Strongly Correlated Insulators for High-Efficient Photovoltaics

Strongly correlated insulators (SCIs) are proposed as a promising material for photovoltaics because the strongly correlated \textit{d} electrons can facilitate the creation of multiple electron-hole pairs per incoming photon through a process called \textit{impact ionization}, which would lead to increased device efficiency. The material of interest in this document LaVO$_3$ is among the SCIs that are shown to have a fast impact ionization rate with a narrow bandgap. In this dissertation, we report the growth of off-stoichiometric LaVO$_3$ thin films using pulsed laser deposition, and the characterizations that are to study how deviating La:V stoichiometries affect the electronic properties of LVO thin films. We find that the off-stoichiometry clearly alters the physical properties of the films.

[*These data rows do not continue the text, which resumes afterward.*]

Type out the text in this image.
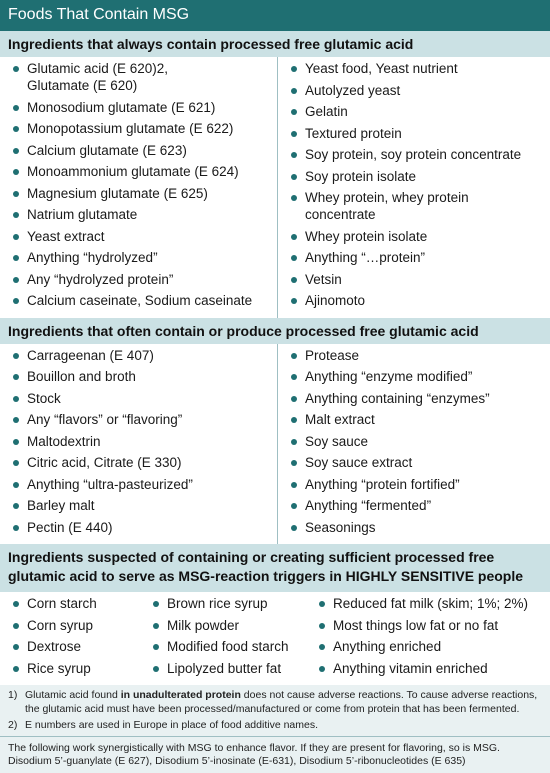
Foods That Contain MSG
Ingredients that always contain processed free glutamic acid
Glutamic acid (E 620)2,
Glutamate (E 620)
Monosodium glutamate (E 621)
Monopotassium glutamate (E 622)
Calcium glutamate (E 623)
Monoammonium glutamate (E 624)
Magnesium glutamate (E 625)
Natrium glutamate
Yeast extract
Anything “hydrolyzed”
Any “hydrolyzed protein”
Calcium caseinate, Sodium caseinate
Yeast food, Yeast nutrient
Autolyzed yeast
Gelatin
Textured protein
Soy protein, soy protein concentrate
Soy protein isolate
Whey protein, whey protein
concentrate
Whey protein isolate
Anything “…protein”
Vetsin
Ajinomoto
Ingredients that often contain or produce processed free glutamic acid
Carrageenan (E 407)
Bouillon and broth
Stock
Any “flavors” or “flavoring”
Maltodextrin
Citric acid, Citrate (E 330)
Anything “ultra-pasteurized”
Barley malt
Pectin (E 440)
Protease
Anything “enzyme modified”
Anything containing “enzymes”
Malt extract
Soy sauce
Soy sauce extract
Anything “protein fortified”
Anything “fermented”
Seasonings
Ingredients suspected of containing or creating sufficient processed free glutamic acid to serve as MSG-reaction triggers in HIGHLY SENSITIVE people
Corn starch
Corn syrup
Dextrose
Rice syrup
Brown rice syrup
Milk powder
Modified food starch
Lipolyzed butter fat
Reduced fat milk (skim; 1%; 2%)
Most things low fat or no fat
Anything enriched
Anything vitamin enriched
1) Glutamic acid found in unadulterated protein does not cause adverse reactions. To cause adverse reactions, the glutamic acid must have been processed/manufactured or come from protein that has been fermented.
2) E numbers are used in Europe in place of food additive names.
The following work synergistically with MSG to enhance flavor. If they are present for flavoring, so is MSG.
Disodium 5’-guanylate (E 627), Disodium 5’-inosinate (E-631), Disodium 5’-ribonucleotides (E 635)
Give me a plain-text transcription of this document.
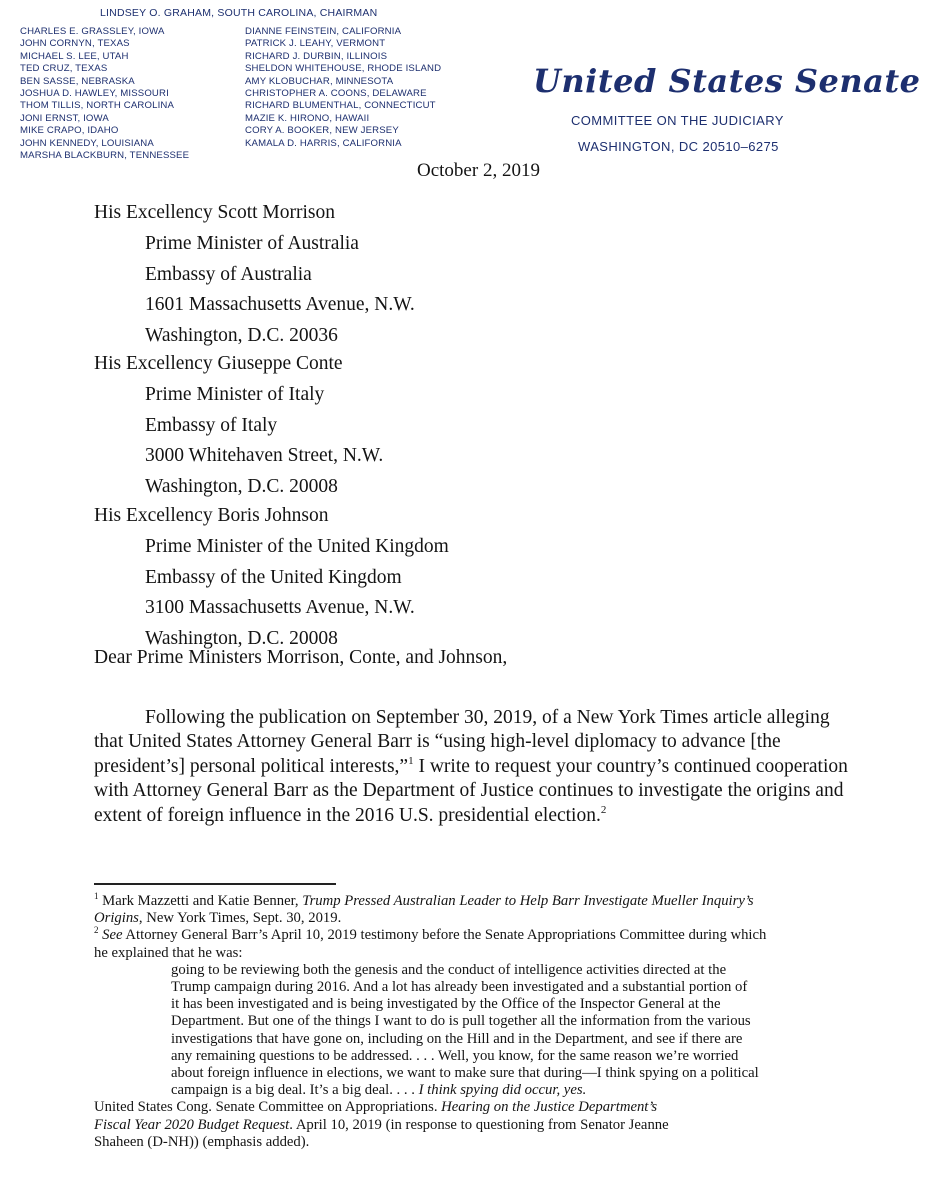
LINDSEY O. GRAHAM, SOUTH CAROLINA, CHAIRMAN
CHARLES E. GRASSLEY, IOWA
JOHN CORNYN, TEXAS
MICHAEL S. LEE, UTAH
TED CRUZ, TEXAS
BEN SASSE, NEBRASKA
JOSHUA D. HAWLEY, MISSOURI
THOM TILLIS, NORTH CAROLINA
JONI ERNST, IOWA
MIKE CRAPO, IDAHO
JOHN KENNEDY, LOUISIANA
MARSHA BLACKBURN, TENNESSEE
DIANNE FEINSTEIN, CALIFORNIA
PATRICK J. LEAHY, VERMONT
RICHARD J. DURBIN, ILLINOIS
SHELDON WHITEHOUSE, RHODE ISLAND
AMY KLOBUCHAR, MINNESOTA
CHRISTOPHER A. COONS, DELAWARE
RICHARD BLUMENTHAL, CONNECTICUT
MAZIE K. HIRONO, HAWAII
CORY A. BOOKER, NEW JERSEY
KAMALA D. HARRIS, CALIFORNIA
United States Senate
COMMITTEE ON THE JUDICIARY
WASHINGTON, DC 20510–6275
October 2, 2019
His Excellency Scott Morrison
Prime Minister of Australia
Embassy of Australia
1601 Massachusetts Avenue, N.W.
Washington, D.C. 20036
His Excellency Giuseppe Conte
Prime Minister of Italy
Embassy of Italy
3000 Whitehaven Street, N.W.
Washington, D.C. 20008
His Excellency Boris Johnson
Prime Minister of the United Kingdom
Embassy of the United Kingdom
3100 Massachusetts Avenue, N.W.
Washington, D.C. 20008
Dear Prime Ministers Morrison, Conte, and Johnson,
Following the publication on September 30, 2019, of a New York Times article alleging
that United States Attorney General Barr is “using high-level diplomacy to advance [the
president’s] personal political interests,”$^1$ I write to request your country’s continued cooperation
with Attorney General Barr as the Department of Justice continues to investigate the origins and
extent of foreign influence in the 2016 U.S. presidential election.$^2$
$^1$ Mark Mazzetti and Katie Benner, Trump Pressed Australian Leader to Help Barr Investigate Mueller Inquiry’s
Origins, New York Times, Sept. 30, 2019.
$^2$ See Attorney General Barr’s April 10, 2019 testimony before the Senate Appropriations Committee during which
he explained that he was:
going to be reviewing both the genesis and the conduct of intelligence activities directed at the
Trump campaign during 2016. And a lot has already been investigated and a substantial portion of
it has been investigated and is being investigated by the Office of the Inspector General at the
Department. But one of the things I want to do is pull together all the information from the various
investigations that have gone on, including on the Hill and in the Department, and see if there are
any remaining questions to be addressed. . . . Well, you know, for the same reason we’re worried
about foreign influence in elections, we want to make sure that during—I think spying on a political
campaign is a big deal. It’s a big deal. . . . I think spying did occur, yes.
United States Cong. Senate Committee on Appropriations. Hearing on the Justice Department’s
Fiscal Year 2020 Budget Request. April 10, 2019 (in response to questioning from Senator Jeanne
Shaheen (D-NH)) (emphasis added).
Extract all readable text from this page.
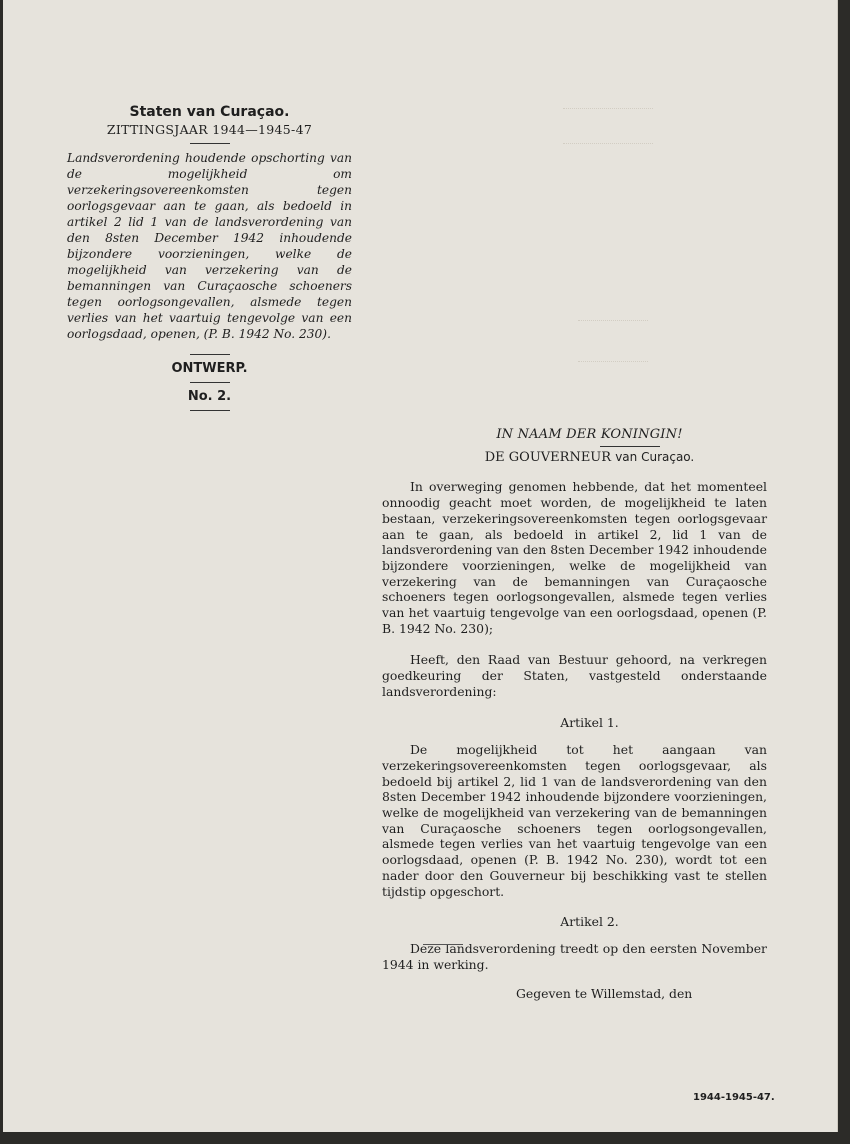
Staten van Curaçao.
ZITTINGSJAAR 1944—1945-47
Landsverordening houdende opschorting van de mogelijkheid om verzekeringsovereenkomsten tegen oorlogsgevaar aan te gaan, als bedoeld in artikel 2 lid 1 van de landsverordening van den 8sten December 1942 inhoudende bijzondere voorzieningen, welke de mogelijkheid van verzekering van de bemanningen van Curaçaosche schoeners tegen oorlogsongevallen, alsmede tegen verlies van het vaartuig tengevolge van een oorlogsdaad, openen, (P. B. 1942 No. 230).
ONTWERP.
No. 2.
IN NAAM DER KONINGIN!
DE GOUVERNEUR van Curaçao.

In overweging genomen hebbende, dat het momenteel onnoodig geacht moet worden, de mogelijkheid te laten bestaan, verzekeringsovereenkomsten tegen oorlogsgevaar aan te gaan, als bedoeld in artikel 2, lid 1 van de landsverordening van den 8sten December 1942 inhoudende bijzondere voorzieningen, welke de mogelijkheid van verzekering van de bemanningen van Curaçaosche schoeners tegen oorlogsongevallen, alsmede tegen verlies van het vaartuig tengevolge van een oorlogsdaad, openen (P. B. 1942 No. 230);

Heeft, den Raad van Bestuur gehoord, na verkregen goedkeuring der Staten, vastgesteld onderstaande landsverordening:

Artikel 1.

De mogelijkheid tot het aangaan van verzekeringsovereenkomsten tegen oorlogsgevaar, als bedoeld bij artikel 2, lid 1 van de landsverordening van den 8sten December 1942 inhoudende bijzondere voorzieningen, welke de mogelijkheid van verzekering van de bemanningen van Curaçaosche schoeners tegen oorlogsongevallen, alsmede tegen verlies van het vaartuig tengevolge van een oorlogsdaad, openen (P. B. 1942 No. 230), wordt tot een nader door den Gouverneur bij beschikking vast te stellen tijdstip opgeschort.

Artikel 2.

Deze landsverordening treedt op den eersten November 1944 in werking.

Gegeven te Willemstad, den
1944-1945-47.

Structural characterization shows that both La-rich and V-rich films have different levels of structural distortion, with La-rich (V-rich) films showing a larger (smaller) out-of-plane lattice parameter compared to what one would expect from epitaxial strain effects alone. Both types of films show deviation from the behavior of bulk LVO in optical measurement, i.e., they do not show signatures of the expected long-range orbital order, which can be a result of the structural distortions or the presence of structural domains. In transport measurements, La-rich films display clear signatures of electronic phase separation accompanying a temperature-induced metal-insulator transition, while V-rich films behave as Mott insulators. The out-of-plane lattice parameter plays a crucial role in determining the transport properties, as the crossover from Mott-insulating to disorder-induced phase-separated behavior occurs around a lattice parameter value of 3.96~\AA, quite different from what has been previously reported. This dissertation also includes the study on strongly correlated metal SrVO$_3$, which is planned to work as electrodes in the prototype photovoltaics. We successfully grow SrVO$_3$ thin films at different thicknesses. We find it maintains good conductivity at a thickness of 15 nm. These studies have laid the foundation for future research on designing heterostructures of strongly correlated oxides for photovoltaics.